À qui, il y a un an à peine, aurait décrit ce qui se passe en ce moment, son entourage, toutes épaules levées, aurait dit : « tu blagues ! »

Nous vivons dans un monde de science-fiction. C’est un coup d’arrêt infligé à la Terre entière. L’investissement mondial est en chute libre. Chaque jour, la Grande Faucheuse fait sa récolte. L’ampleur grandissante des épreuves : éducation, professions, vie quotidienne, réseaux de transport, tourisme, hôtellerie-restauration, culture, sport et beaucoup d’autres. La progression de l’ensauvagement. Et n’oublions pas l’endettement, qui jour après jour affaiblit un peu plus la France.

Les initiatives de nos génies nationaux vont dans le même sens :  la Grande-Bretagne avec le Brexit et ses effets insensés sur les échanges internationaux, la France avec ce retour à l’économie administrée que symbolisent la résurrection de feu le Commissariat au Plan et l’extension à l’infini des territoires de la régulation.

Toute évolution sociétale est arrêtée. Il n’est plus question de modernisation, d’échanges, de compétitivité, alors même que cette crise met en lumière tant de blocages et de désuétudes. La notion de progrès est bannie. L’information et la communication font disparaître tout ce qui n’est pas la crise sanitaire. Comme si des écrans nous masquaient la réalité. Seules se poursuivent, imperturbables, les avancées scientifiques et technologiques, dans tous les domaines. Ce sont elles qui ont permis qu’un vaccin soit mis au point en un temps record. Elles illustrent aussi à quel point sont indissociables le génie individuel et la capacité de grandes organisations. Ainsi l’affaire de l’ARN messager, grâce auquel les premiers vaccins anti Covid-19 ont été créés : une personne, la chercheuse hongroise Katalin Kariko, une université (l’université de Pennsylvanie) et un puissant laboratoire pharmaceutique, BioNTech.

L’impact le plus redoutable de ce drame a trait à la vie des gens. Comment vivront-ils ce phénomène qui les atteint dans tous les aspects de leur vie et s’inscrira dans le contexte d’une crise économique qui n’en est qu’à ses débuts ? Avons-nous déjà oublié que la vie humaine, c’est la proximité, l’échange, le mouvement ? Comment s’étonner de la montée discrète d’un sentiment de terreur, aggravé par le fait que personne ne sait pour combien de temps nous en avons ?

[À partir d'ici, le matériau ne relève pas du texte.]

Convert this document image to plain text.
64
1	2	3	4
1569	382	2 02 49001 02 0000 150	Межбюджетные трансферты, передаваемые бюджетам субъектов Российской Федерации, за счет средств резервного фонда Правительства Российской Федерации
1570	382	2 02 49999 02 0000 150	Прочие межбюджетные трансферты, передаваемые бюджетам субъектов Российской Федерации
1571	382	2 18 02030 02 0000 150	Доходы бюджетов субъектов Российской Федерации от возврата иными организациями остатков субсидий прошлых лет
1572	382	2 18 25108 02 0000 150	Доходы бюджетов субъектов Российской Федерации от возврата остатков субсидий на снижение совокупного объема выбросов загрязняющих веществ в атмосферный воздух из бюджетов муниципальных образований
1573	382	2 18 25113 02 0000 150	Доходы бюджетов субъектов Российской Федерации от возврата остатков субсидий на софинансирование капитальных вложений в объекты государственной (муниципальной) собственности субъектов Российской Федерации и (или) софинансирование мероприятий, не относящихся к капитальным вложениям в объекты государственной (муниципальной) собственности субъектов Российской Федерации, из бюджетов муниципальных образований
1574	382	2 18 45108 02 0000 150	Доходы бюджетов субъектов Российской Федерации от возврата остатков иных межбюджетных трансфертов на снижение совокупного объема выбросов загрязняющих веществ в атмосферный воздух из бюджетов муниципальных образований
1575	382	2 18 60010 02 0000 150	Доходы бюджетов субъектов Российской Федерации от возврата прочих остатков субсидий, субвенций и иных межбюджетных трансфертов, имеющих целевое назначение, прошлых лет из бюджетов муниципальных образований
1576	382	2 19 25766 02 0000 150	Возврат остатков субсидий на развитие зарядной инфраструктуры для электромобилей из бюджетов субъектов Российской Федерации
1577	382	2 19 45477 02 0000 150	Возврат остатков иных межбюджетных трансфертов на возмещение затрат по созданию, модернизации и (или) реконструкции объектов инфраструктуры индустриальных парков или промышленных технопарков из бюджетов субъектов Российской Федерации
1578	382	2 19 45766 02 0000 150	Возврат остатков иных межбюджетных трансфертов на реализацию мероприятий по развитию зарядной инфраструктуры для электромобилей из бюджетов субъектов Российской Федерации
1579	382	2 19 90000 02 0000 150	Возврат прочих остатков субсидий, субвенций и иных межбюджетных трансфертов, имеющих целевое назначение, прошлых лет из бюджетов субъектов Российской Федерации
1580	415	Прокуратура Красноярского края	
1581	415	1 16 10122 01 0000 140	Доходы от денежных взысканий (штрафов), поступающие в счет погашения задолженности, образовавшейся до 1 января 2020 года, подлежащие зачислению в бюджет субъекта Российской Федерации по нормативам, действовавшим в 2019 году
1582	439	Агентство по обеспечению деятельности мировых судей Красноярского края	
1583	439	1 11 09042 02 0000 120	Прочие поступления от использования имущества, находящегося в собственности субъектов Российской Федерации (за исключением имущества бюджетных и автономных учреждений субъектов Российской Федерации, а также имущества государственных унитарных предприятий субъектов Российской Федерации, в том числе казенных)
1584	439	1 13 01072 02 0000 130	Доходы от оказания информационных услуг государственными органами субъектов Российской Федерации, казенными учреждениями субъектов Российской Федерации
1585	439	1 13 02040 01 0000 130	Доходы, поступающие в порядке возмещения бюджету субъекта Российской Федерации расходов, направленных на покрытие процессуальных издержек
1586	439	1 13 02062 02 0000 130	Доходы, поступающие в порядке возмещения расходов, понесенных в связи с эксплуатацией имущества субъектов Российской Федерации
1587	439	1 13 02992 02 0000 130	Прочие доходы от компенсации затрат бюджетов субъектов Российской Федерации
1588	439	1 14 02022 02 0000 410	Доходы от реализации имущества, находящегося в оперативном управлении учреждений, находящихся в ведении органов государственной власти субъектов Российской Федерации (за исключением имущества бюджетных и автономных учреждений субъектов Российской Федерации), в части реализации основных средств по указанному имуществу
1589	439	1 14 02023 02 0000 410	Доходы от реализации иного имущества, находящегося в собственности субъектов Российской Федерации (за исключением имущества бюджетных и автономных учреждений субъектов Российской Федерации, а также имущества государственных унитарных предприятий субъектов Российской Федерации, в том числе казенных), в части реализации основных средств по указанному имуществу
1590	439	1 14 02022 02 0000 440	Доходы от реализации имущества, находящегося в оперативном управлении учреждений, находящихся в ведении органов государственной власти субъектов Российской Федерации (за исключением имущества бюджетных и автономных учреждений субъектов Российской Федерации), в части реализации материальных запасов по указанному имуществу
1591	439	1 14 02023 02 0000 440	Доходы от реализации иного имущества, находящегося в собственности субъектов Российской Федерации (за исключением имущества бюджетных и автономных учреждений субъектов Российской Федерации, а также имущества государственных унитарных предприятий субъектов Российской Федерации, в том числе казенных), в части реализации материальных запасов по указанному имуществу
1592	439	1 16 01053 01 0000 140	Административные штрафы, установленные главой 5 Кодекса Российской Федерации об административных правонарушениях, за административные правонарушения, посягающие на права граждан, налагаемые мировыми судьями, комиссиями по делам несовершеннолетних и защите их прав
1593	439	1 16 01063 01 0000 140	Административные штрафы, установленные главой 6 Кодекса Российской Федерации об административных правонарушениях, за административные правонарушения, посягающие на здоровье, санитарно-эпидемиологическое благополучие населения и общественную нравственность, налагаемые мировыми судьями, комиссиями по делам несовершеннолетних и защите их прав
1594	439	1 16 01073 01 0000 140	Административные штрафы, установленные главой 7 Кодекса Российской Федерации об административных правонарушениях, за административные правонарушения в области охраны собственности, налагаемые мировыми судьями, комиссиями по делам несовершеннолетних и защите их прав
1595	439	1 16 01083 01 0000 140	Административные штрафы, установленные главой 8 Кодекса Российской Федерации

Certains, inspirés par ce qui se passe en Chine, annoncent un redémarrage sur les chapeaux de roues et l’oubli instantané de nos épreuves. D’autres dessinent un paysage dévasté qu’il nous faudra des années pour reconstruire. L’avenir paraissant fermé et sombre, la nostalgie d’un passé imaginaire et enjolivé s’installe et d’inattendues perspectives s’offrent à la déraison.

L’essentiel, au-delà de tout, à mes yeux : l’identité humaine est en péril, réduite à la chance d’exister. Ce blocage de l’espoir exercera sur chacun de nous et sur nous tous, dans la durée, un impact que je ne trouve aucun mot pour qualifier. Toutes les activités qui relèvent du soin psychique sont prises d’assaut.

Si nous ne nous résignions pas à subir, il y aurait peut-être quelque chose à faire : en nous rappelant que la présente disruption sera suivie par d’autres, la crise climatique, la réduction de la biodiversité, nous servir de ce qui se passe comme d’un précédent dont nous pourrions tirer les leçons. Cette crise nous révèle que les institutions, quoiqu’elles affirment, n’en ont plus la capacité.

Tirer les leçons est l’affaire des individus. Chacun de nous doit retrouver à sa faible échelle ce qu’il y a de meilleur dans notre condition humaine. Chacun de nous doit être déterminé à trouver sa vérité personnelle. Là est la voie.